Rather than a choir, the vocal parts were performed by distinguished soloists Sara Macliver (soprano), Fiona Campbell (mezzo-soprano), Andrew Staples (tenor) and Matthew Brook (bass).

All used a clean, refined and carefully unified style with thoughtfully chosen vibrato and no trace of operatic flamboyance.

Shostakovich's Elegy and Polka had questionable relevance to the program but the Elegy was captivating, its exposed first-violin melody admirably spotless.

Inserted between movements of Bach's Missa Brevis in G minor were two other works. Arvo Part's Summa, in the composer's 1991 arrangement for strings rather than choir, took a tranquil reading that emphasised the work's minimalism and attempted no emotional or dynamic journey.

Litany from the String Quartet No.2 by Schoenberg, a groundbreaking composer of his own era, proved compatible with the surrounding movements.
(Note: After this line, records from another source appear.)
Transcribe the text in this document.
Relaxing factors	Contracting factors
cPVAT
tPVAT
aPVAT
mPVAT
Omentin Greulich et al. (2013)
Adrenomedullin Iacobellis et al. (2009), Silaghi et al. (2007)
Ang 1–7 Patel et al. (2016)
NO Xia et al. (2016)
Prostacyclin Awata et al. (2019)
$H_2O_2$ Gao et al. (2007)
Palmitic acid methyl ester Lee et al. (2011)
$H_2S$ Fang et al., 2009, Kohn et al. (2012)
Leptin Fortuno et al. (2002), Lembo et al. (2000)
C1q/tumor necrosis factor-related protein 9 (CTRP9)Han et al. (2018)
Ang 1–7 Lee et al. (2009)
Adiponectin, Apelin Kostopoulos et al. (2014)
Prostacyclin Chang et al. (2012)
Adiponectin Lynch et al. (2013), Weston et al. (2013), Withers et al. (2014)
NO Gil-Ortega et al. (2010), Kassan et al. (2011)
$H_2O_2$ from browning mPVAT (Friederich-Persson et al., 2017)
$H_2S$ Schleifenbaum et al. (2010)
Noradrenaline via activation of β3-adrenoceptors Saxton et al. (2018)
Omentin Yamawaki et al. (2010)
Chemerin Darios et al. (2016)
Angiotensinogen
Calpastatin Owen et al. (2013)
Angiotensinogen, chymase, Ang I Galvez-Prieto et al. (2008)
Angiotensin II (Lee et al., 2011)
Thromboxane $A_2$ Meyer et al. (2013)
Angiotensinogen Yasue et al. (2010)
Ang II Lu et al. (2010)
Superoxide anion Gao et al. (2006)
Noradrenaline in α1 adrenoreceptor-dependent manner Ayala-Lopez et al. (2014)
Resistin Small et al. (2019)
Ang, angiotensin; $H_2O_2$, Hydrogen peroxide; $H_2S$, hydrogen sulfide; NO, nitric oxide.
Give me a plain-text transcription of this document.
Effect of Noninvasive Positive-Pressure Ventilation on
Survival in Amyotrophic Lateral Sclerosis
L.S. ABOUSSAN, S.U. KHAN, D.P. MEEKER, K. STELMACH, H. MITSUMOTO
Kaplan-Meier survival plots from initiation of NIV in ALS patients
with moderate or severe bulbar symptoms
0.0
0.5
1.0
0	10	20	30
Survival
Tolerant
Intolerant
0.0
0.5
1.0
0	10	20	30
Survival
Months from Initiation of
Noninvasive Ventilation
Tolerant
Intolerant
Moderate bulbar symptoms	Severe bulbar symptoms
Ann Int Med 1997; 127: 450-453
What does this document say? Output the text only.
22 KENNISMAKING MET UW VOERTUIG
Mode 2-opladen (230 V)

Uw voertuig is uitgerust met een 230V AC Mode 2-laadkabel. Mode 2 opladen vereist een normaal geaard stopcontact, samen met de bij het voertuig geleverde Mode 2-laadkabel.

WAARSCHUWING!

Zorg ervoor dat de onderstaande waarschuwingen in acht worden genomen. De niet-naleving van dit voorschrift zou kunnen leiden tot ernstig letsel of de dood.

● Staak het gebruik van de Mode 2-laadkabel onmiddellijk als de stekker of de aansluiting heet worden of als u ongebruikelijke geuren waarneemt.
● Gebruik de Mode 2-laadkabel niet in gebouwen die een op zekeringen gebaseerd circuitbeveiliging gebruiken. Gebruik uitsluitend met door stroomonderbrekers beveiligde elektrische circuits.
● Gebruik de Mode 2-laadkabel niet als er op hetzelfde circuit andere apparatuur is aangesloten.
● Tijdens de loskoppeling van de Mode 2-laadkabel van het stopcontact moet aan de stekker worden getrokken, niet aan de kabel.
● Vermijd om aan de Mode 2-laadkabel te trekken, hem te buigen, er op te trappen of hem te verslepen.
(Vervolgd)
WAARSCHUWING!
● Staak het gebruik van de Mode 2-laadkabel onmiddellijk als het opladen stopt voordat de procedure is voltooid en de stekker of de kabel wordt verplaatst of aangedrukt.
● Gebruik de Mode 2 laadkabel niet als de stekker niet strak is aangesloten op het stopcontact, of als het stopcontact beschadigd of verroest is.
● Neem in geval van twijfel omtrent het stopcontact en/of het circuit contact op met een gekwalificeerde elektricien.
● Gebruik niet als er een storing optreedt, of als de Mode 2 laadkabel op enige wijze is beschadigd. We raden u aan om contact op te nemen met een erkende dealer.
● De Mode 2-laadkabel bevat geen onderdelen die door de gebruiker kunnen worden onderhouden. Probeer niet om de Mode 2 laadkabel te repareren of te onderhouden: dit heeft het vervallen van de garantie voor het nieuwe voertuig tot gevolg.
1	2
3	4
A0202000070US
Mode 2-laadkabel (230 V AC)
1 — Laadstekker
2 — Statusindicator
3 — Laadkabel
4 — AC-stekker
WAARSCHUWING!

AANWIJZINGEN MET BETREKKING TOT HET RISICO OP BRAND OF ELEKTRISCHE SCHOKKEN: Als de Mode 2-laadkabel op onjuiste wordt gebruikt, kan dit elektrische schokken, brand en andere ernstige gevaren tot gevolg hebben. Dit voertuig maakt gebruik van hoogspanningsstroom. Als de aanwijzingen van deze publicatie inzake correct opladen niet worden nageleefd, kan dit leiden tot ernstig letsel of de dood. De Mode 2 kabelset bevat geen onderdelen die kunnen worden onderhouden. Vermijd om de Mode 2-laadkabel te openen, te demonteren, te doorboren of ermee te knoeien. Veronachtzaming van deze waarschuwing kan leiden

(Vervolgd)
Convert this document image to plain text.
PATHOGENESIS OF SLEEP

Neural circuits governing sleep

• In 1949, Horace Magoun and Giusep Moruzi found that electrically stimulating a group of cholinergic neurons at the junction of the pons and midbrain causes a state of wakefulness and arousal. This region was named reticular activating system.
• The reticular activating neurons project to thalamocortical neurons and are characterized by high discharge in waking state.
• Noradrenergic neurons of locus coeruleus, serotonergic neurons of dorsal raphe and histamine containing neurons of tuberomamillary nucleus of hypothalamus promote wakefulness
British composer Diana Burrell's string work Das Meer, das so gross und weit is, da wimmelt's ohne Zahl, grosse und kleine Tiere (1991) has striking contrasts of texture and dynamics.

Its Bach-style prelude-and-fugue form gives it a strong foundation. It is horribly complicated to perform but, apart from inaccuracies in a dangerous passage for the violas, the ensemble remained tight.

The Bach motet Lobet den Herrn and cantata Wo gehest du hin? took polished and enjoyable performances.